In order to show that $J$ is an isometry I have to prove that:
$$
\|J(f,g)\|=\|f+g\|=\|(f,g)\|_*
$$
But I don't know how to consider $\|J(f,g)\|$ even considering the definition:
$$
\|J(f,g)\|=\sup_{\|(u,v)\|=1} |J(f,g)(u,v)|
$$
And in order to prove that $J$ is isometric should I prove that exists $J^{-1}$?
(I hope I wrote it correctly!)
 A: You need to show


*

*$J$ is linear,

*for all $(f,g)\in X^\ast\times Y^\ast$ you have $\lVert J(f,g)\rVert = \lVert (f,g)\rVert_\ast$ (that's the "isometric" bit, which implies injectivity), and

*$J$ is surjective (with the injectivity and linearity, that makes $J$ and isomprohism); that is in this case as easily done by explicitly giving the inverse of $J$.

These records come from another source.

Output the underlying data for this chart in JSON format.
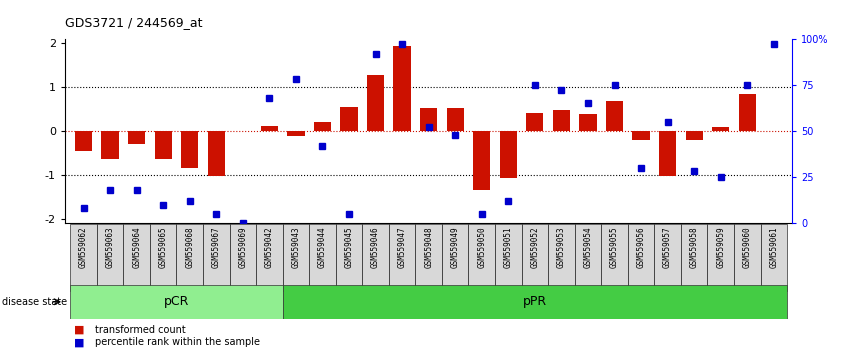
{
  "title": "GDS3721 / 244569_at",
  "samples": [
    "GSM559062",
    "GSM559063",
    "GSM559064",
    "GSM559065",
    "GSM559068",
    "GSM559067",
    "GSM559069",
    "GSM559042",
    "GSM559043",
    "GSM559044",
    "GSM559045",
    "GSM559046",
    "GSM559047",
    "GSM559048",
    "GSM559049",
    "GSM559050",
    "GSM559051",
    "GSM559052",
    "GSM559053",
    "GSM559054",
    "GSM559055",
    "GSM559056",
    "GSM559057",
    "GSM559058",
    "GSM559059",
    "GSM559060",
    "GSM559061"
  ],
  "bar_values": [
    -0.45,
    -0.65,
    -0.3,
    -0.65,
    -0.85,
    -1.03,
    0.0,
    0.12,
    -0.12,
    0.2,
    0.55,
    1.28,
    1.95,
    0.52,
    0.52,
    -1.35,
    -1.08,
    0.42,
    0.48,
    0.38,
    0.68,
    -0.2,
    -1.02,
    -0.2,
    0.08,
    0.85,
    0.0
  ],
  "percentile_values": [
    8,
    18,
    18,
    10,
    12,
    5,
    0,
    68,
    78,
    42,
    5,
    92,
    97,
    52,
    48,
    5,
    12,
    75,
    72,
    65,
    75,
    30,
    55,
    28,
    25,
    75,
    97
  ],
  "pCR_count": 8,
  "pPR_count": 19,
  "bar_color": "#CC1100",
  "dot_color": "#0000CC",
  "pcr_color": "#90EE90",
  "ppr_color": "#44CC44",
  "ylim_left": [
    -2.1,
    2.1
  ],
  "ylim_right": [
    0,
    100
  ],
  "yticks_left": [
    -2,
    -1,
    0,
    1,
    2
  ],
  "yticks_right": [
    0,
    25,
    50,
    75,
    100
  ],
  "yticklabels_right": [
    "0",
    "25",
    "50",
    "75",
    "100%"
  ],
  "dotted_lines_black": [
    -1,
    1
  ],
  "dotted_line_red": 0,
  "legend_bar": "transformed count",
  "legend_dot": "percentile rank within the sample",
  "disease_state_label": "disease state",
  "pcr_label": "pCR",
  "ppr_label": "pPR"
}
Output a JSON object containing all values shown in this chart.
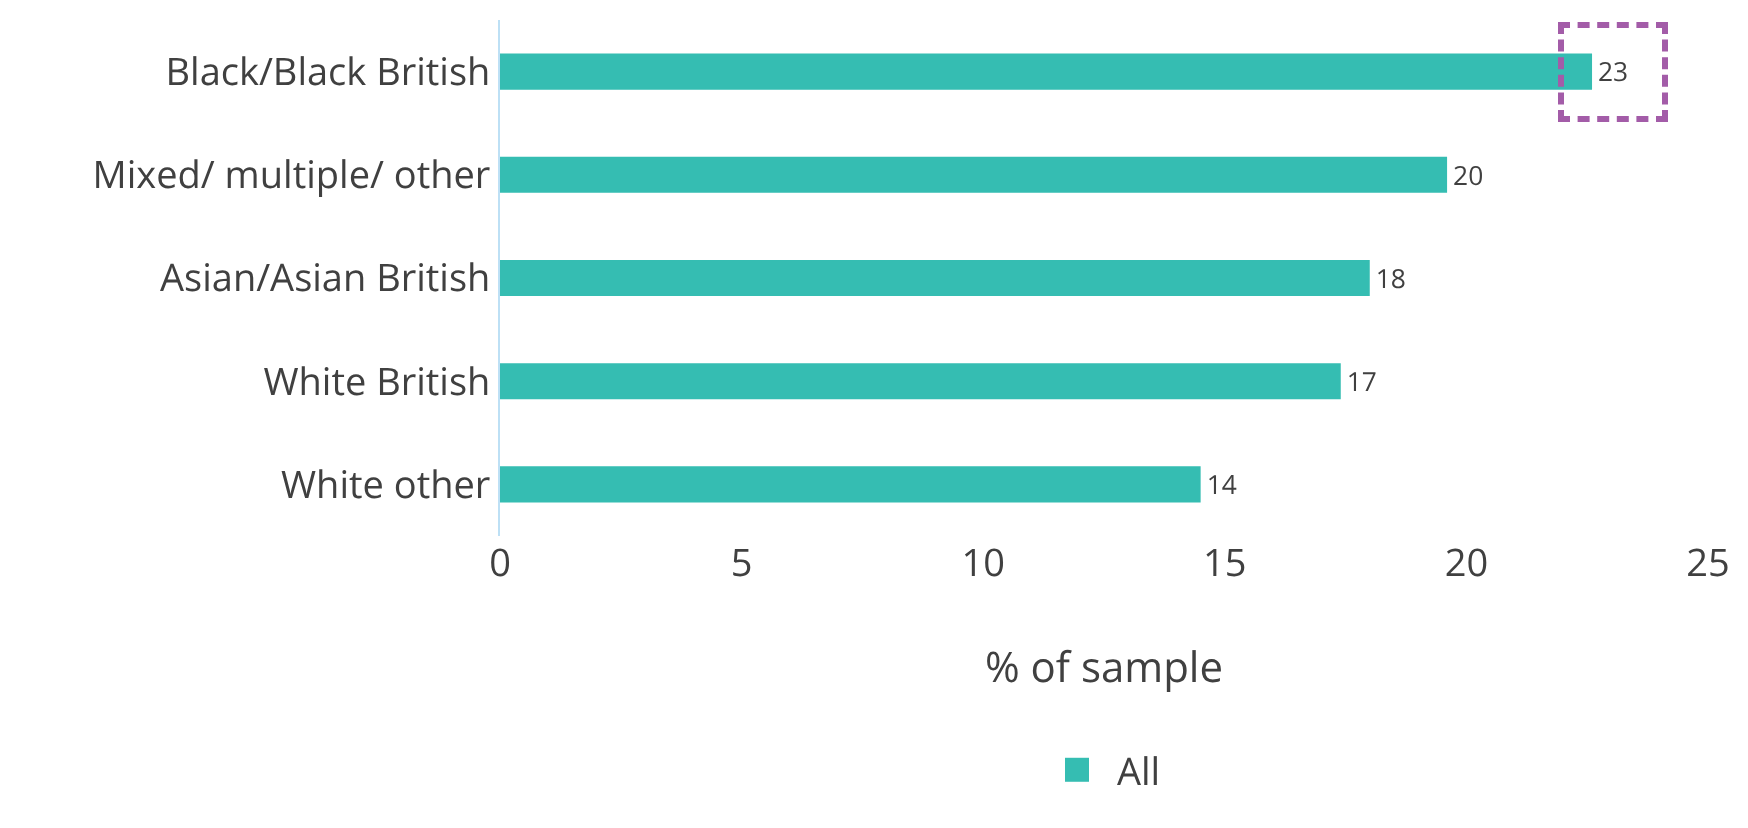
{
  "chart_data": {
    "type": "bar",
    "orientation": "horizontal",
    "categories": [
      "Black/Black British",
      "Mixed/ multiple/ other",
      "Asian/Asian British",
      "White British",
      "White other"
    ],
    "series": [
      {
        "name": "All",
        "color": "#35bdb2",
        "values": [
          22.6,
          19.6,
          18.0,
          17.4,
          14.5
        ],
        "value_labels": [
          "23",
          "20",
          "18",
          "17",
          "14"
        ]
      }
    ],
    "xlabel": "% of sample",
    "xlim": [
      0,
      25
    ],
    "xticks": [
      0,
      5,
      10,
      15,
      20,
      25
    ],
    "grid": false,
    "legend": "bottom"
  }
}
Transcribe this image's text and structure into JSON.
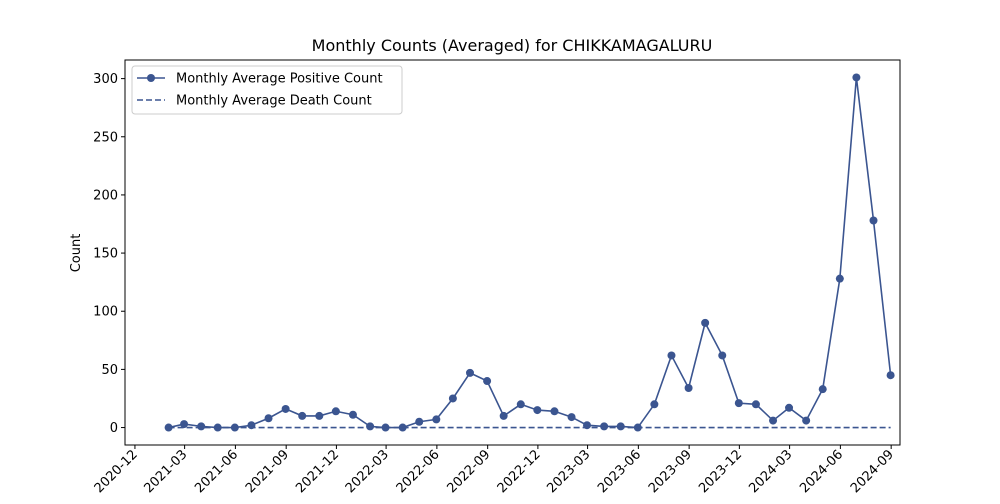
{
  "chart_data": {
    "type": "line",
    "title": "Monthly Counts (Averaged) for CHIKKAMAGALURU",
    "xlabel": "",
    "ylabel": "Count",
    "x_axis_type": "date",
    "x_range": [
      "2020-11-13",
      "2024-09-17"
    ],
    "ylim": [
      -15,
      316
    ],
    "x_ticks": [
      "2020-12",
      "2021-03",
      "2021-06",
      "2021-09",
      "2021-12",
      "2022-03",
      "2022-06",
      "2022-09",
      "2022-12",
      "2023-03",
      "2023-06",
      "2023-09",
      "2023-12",
      "2024-03",
      "2024-06",
      "2024-09"
    ],
    "y_ticks": [
      0,
      50,
      100,
      150,
      200,
      250,
      300
    ],
    "grid": false,
    "legend_position": "top-left",
    "x": [
      "2021-01-31",
      "2021-02-28",
      "2021-03-31",
      "2021-04-30",
      "2021-05-31",
      "2021-06-30",
      "2021-07-31",
      "2021-08-31",
      "2021-09-30",
      "2021-10-31",
      "2021-11-30",
      "2021-12-31",
      "2022-01-31",
      "2022-02-28",
      "2022-03-31",
      "2022-04-30",
      "2022-05-31",
      "2022-06-30",
      "2022-07-31",
      "2022-08-31",
      "2022-09-30",
      "2022-10-31",
      "2022-11-30",
      "2022-12-31",
      "2023-01-31",
      "2023-02-28",
      "2023-03-31",
      "2023-04-30",
      "2023-05-31",
      "2023-06-30",
      "2023-07-31",
      "2023-08-31",
      "2023-09-30",
      "2023-10-31",
      "2023-11-30",
      "2023-12-31",
      "2024-01-31",
      "2024-02-29",
      "2024-03-31",
      "2024-04-30",
      "2024-05-31",
      "2024-06-30",
      "2024-07-31",
      "2024-08-31"
    ],
    "series": [
      {
        "name": "Monthly Average Positive Count",
        "style": "solid-marker",
        "color": "#3b5590",
        "values": [
          0,
          3,
          1,
          0,
          0,
          2,
          8,
          16,
          10,
          10,
          14,
          11,
          1,
          0,
          0,
          5,
          7,
          25,
          47,
          40,
          10,
          20,
          15,
          14,
          9,
          2,
          1,
          1,
          0,
          20,
          62,
          34,
          90,
          62,
          21,
          20,
          6,
          17,
          6,
          33,
          128,
          301,
          178,
          45
        ]
      },
      {
        "name": "Monthly Average Death Count",
        "style": "dashed",
        "color": "#3b5590",
        "values": [
          0,
          0,
          0,
          0,
          0,
          0,
          0,
          0,
          0,
          0,
          0,
          0,
          0,
          0,
          0,
          0,
          0,
          0,
          0,
          0,
          0,
          0,
          0,
          0,
          0,
          0,
          0,
          0,
          0,
          0,
          0,
          0,
          0,
          0,
          0,
          0,
          0,
          0,
          0,
          0,
          0,
          0,
          0,
          0
        ]
      }
    ]
  }
}
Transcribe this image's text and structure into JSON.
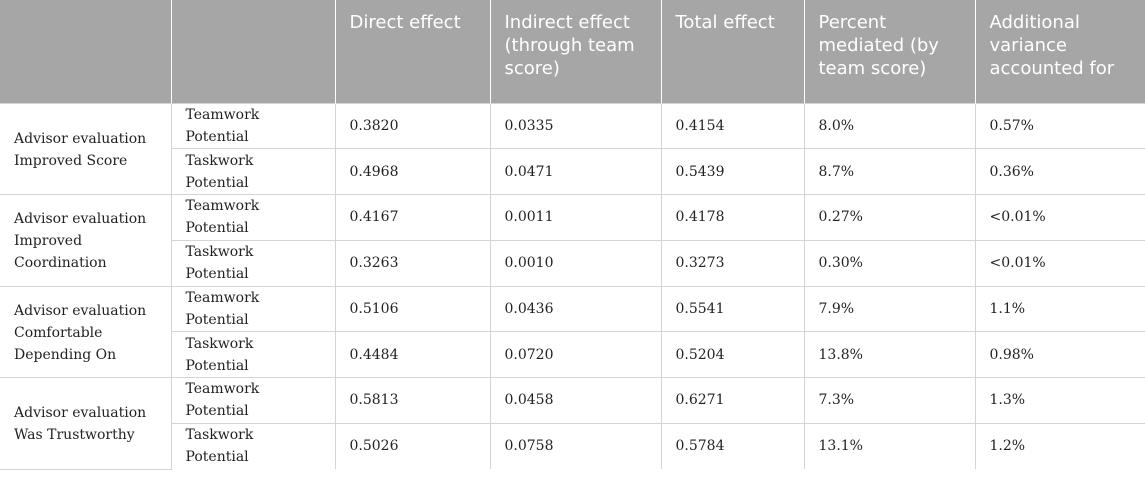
{
  "table": {
    "headers": [
      "",
      "",
      "Direct effect",
      "Indirect effect (through team score)",
      "Total effect",
      "Percent mediated (by team score)",
      "Additional variance accounted for"
    ],
    "groups": [
      {
        "label": "Advisor evaluation Improved Score",
        "rows": [
          {
            "potential": "Teamwork Potential",
            "direct": "0.3820",
            "indirect": "0.0335",
            "total": "0.4154",
            "percent": "8.0%",
            "variance": "0.57%"
          },
          {
            "potential": "Taskwork Potential",
            "direct": "0.4968",
            "indirect": "0.0471",
            "total": "0.5439",
            "percent": "8.7%",
            "variance": "0.36%"
          }
        ]
      },
      {
        "label": "Advisor evaluation Improved Coordination",
        "rows": [
          {
            "potential": "Teamwork Potential",
            "direct": "0.4167",
            "indirect": "0.0011",
            "total": "0.4178",
            "percent": "0.27%",
            "variance": "<0.01%"
          },
          {
            "potential": "Taskwork Potential",
            "direct": "0.3263",
            "indirect": "0.0010",
            "total": "0.3273",
            "percent": "0.30%",
            "variance": "<0.01%"
          }
        ]
      },
      {
        "label": "Advisor evaluation Comfortable Depending On",
        "rows": [
          {
            "potential": "Teamwork Potential",
            "direct": "0.5106",
            "indirect": "0.0436",
            "total": "0.5541",
            "percent": "7.9%",
            "variance": "1.1%"
          },
          {
            "potential": "Taskwork Potential",
            "direct": "0.4484",
            "indirect": "0.0720",
            "total": "0.5204",
            "percent": "13.8%",
            "variance": "0.98%"
          }
        ]
      },
      {
        "label": "Advisor evaluation Was Trustworthy",
        "rows": [
          {
            "potential": "Teamwork Potential",
            "direct": "0.5813",
            "indirect": "0.0458",
            "total": "0.6271",
            "percent": "7.3%",
            "variance": "1.3%"
          },
          {
            "potential": "Taskwork Potential",
            "direct": "0.5026",
            "indirect": "0.0758",
            "total": "0.5784",
            "percent": "13.1%",
            "variance": "1.2%"
          }
        ]
      }
    ],
    "colors": {
      "header_background": "#a6a6a6",
      "header_text": "#ffffff",
      "grid_line": "#d4d4d4"
    }
  }
}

The first point is hopefully unproblematic.
For the second, note that
$$\lVert J(f,g)\rVert = \sup_{\lVert (u,v)\rVert = 1} \lvert J(f,g)(u,v)\rvert = \sup_{\lVert (u,v)\rVert = 1} \lvert f(u) + g(v)\rvert,$$
and you have $\lvert f(u)+g(v)\rvert \leqslant \lvert f(u)\rvert + \lvert g(v)\rvert \leqslant \lVert f\rVert\cdot\lVert u\rVert + \lVert g\rVert\cdot \lVert v\rVert$, which together with $\lVert u\rVert + \lVert v\rVert = 1$ gives you $\lVert J(f,g)\rVert \leqslant \lVert (f,g)\rVert_\ast$. For the inequality in the other direction, $\lVert J(f,g)\rVert \geqslant \lVert (f,g)\rVert_\ast$, find suitable $u$ and $v$ to conclude $\lVert J(f,g)\rVert \geqslant \lVert(f,g)\rVert_\ast - \varepsilon$ for any arbitrarily given $\varepsilon > 0$.
For the third point, what is a natural (linear) map $(X\times Y)^\ast \to X^\ast \times Y^\ast$? The first that I can think of is the inverse of $J$.